イギリス英語の権威オックスフォード英語辞典が選んだのは「Goblin mode(ゴブリン モード)」。大意は「社会の規範を拒絶し、堂々と自堕落に過ごすこと」。スウェット姿でポテチを脇にスマホをいじり、だらだらしているイメージだ。「SNSなどで流布される完璧なライフスタイルへの抵抗」の表れという発表元の分析は一見、もっともらしい。
■「今年の言葉」も論争に
だが実は、同社は今年初めて一般投票を導入。そこで米ゲーム雑誌が読者を焚(た)き付けて9割超えの組織票を叩き出した結果が「Goblin mode」だった。そのため、発表後に「こんな言葉知らない!」「こんなの誰も使ってない」という批判が出た。権威側が時代の要請で読者投票を企画してバズりを狙うも、スベったのか。いや、ツッコミも想定したPR戦略か。臆測も含めてネット興隆時代のカオスを象徴しているようだ。

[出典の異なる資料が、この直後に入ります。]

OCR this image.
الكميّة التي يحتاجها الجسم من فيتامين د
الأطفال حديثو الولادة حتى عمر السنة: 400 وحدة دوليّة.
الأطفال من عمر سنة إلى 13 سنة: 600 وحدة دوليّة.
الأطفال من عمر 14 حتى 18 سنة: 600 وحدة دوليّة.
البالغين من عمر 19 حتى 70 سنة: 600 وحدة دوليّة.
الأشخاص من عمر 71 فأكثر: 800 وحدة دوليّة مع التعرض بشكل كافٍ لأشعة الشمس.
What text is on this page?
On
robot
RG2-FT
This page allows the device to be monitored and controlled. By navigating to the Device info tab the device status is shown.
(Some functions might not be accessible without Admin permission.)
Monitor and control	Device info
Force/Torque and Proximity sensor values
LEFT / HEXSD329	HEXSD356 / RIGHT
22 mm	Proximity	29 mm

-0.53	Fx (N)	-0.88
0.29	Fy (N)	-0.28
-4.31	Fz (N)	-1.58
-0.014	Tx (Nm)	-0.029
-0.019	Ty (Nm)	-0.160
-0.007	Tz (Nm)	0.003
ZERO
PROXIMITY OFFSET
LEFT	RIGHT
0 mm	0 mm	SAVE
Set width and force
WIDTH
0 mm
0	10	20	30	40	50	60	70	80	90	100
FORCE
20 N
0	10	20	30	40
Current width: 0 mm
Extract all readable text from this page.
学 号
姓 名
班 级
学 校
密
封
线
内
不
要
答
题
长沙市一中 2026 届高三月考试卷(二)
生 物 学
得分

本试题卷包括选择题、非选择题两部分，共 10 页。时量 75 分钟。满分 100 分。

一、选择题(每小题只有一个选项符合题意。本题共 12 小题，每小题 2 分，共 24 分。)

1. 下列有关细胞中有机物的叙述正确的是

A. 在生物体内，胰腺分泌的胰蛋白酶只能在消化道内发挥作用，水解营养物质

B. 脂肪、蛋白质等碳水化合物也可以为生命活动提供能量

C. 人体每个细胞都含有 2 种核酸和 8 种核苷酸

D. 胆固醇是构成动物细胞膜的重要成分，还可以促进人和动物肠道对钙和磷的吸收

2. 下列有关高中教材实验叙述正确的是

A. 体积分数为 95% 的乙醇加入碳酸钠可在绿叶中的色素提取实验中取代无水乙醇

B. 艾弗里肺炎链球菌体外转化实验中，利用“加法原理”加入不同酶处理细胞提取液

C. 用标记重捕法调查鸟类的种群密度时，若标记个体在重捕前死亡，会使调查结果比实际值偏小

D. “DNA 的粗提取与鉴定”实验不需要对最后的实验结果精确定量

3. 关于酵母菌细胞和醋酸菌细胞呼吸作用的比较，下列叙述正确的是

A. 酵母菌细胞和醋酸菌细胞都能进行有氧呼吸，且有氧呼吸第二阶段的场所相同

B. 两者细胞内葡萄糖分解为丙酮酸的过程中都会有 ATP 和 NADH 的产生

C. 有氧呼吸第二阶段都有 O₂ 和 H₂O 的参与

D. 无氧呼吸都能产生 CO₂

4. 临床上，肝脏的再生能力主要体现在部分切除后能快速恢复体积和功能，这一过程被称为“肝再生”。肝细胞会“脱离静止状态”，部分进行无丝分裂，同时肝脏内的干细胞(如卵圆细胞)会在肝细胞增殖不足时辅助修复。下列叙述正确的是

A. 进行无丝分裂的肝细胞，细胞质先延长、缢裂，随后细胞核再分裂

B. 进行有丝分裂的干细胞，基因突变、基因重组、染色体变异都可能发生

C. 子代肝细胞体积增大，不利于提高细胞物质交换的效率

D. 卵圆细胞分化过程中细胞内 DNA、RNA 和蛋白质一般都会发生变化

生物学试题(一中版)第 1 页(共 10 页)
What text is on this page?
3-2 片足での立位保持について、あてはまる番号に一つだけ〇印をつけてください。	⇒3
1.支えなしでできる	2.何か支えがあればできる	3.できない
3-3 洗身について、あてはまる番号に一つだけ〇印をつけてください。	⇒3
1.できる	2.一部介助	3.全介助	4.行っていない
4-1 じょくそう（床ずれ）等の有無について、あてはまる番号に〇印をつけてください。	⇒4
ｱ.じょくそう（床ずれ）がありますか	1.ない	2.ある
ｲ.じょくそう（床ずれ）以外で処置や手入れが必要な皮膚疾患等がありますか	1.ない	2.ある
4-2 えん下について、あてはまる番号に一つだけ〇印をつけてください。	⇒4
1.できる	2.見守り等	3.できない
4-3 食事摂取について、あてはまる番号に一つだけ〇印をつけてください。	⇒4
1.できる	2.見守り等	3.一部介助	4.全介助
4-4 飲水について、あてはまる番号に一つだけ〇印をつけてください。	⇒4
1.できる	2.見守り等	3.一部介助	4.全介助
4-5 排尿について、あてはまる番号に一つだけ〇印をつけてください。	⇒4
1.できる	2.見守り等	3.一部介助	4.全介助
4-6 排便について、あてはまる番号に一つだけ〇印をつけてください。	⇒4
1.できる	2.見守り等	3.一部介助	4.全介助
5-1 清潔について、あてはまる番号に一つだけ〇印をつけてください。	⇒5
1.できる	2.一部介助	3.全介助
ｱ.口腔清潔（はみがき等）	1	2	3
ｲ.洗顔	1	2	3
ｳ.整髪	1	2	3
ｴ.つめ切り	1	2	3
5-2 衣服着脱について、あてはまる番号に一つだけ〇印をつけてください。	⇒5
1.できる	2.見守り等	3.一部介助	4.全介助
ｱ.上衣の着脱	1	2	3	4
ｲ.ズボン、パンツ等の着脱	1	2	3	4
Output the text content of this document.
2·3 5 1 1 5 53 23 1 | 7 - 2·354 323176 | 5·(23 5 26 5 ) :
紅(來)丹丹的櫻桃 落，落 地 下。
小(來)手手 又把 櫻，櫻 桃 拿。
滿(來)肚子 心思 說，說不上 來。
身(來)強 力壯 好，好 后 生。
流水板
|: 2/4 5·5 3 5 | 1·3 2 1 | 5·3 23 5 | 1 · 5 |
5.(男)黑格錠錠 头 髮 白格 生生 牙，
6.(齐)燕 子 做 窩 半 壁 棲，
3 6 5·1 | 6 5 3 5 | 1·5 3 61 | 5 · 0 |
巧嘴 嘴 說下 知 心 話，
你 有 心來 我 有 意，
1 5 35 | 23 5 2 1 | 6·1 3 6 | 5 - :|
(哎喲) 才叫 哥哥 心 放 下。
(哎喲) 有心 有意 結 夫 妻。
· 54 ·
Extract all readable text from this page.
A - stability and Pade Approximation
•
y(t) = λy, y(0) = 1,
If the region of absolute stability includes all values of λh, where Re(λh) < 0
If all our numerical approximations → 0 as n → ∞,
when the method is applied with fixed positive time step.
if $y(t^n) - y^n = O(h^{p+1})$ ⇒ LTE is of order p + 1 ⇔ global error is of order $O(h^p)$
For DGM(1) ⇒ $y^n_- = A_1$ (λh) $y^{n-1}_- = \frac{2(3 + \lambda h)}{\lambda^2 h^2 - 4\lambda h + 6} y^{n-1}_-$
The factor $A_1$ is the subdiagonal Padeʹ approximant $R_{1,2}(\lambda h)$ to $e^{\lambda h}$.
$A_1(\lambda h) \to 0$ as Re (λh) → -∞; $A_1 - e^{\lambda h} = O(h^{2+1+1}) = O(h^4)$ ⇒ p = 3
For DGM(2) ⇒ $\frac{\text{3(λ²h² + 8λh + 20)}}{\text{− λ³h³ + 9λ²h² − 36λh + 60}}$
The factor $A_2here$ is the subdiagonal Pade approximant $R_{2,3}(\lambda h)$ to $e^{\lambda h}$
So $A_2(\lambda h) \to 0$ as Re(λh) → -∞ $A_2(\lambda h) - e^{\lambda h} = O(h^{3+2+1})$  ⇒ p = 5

アメリカの代表的な辞書メリアム・ウェブスター辞典が選んだ「gaslighting(ガスライティング)」も無傷ではなかった。本来は映画「ガス燈」に由来し、「自分の正気が信じられなくなるほど心理操作される」の意で、「トランプがアメリカをガスライトしている」という表現で広まった言葉。いまでは「洗脳する」くらいの意味で日常的に使われる。だが、この選定自体に<いまは有名人が平気で人種差別を公言する時代だ。“遠回しに洗脳する”なんて悠長な言葉を選んでる場合じゃない>(米ローリング・ストーン誌)という怒りの声があがった。
何でも論争になってしまう時代に「今年の言葉」の大役を見事に果たしたのが、英国コリンズ英語辞典だろう。選ばれたのは「permacrisis(パーマクライシス)」。パーマネント(永続的な)とクライシス(危機)の合体語で、戦争、インフレ、国内政治の混乱、気候変動など終わりの見えない深刻な危機が続くさまを表す。さすがに批判報道は見当たらない。
個人的に今年ウケた言葉は「Guardian-reading, tofu eating wokerati(左派ガーディアン紙を読み、豆腐を食べる意識高い系)」。英保守党右派の大臣が政敵陣をクサして放った言葉で、豆腐は菜食主義者のタンパク源なので、「左巻きベジタリアン野郎」くらいの悪口だ。さて日本の豆腐業界の反応は?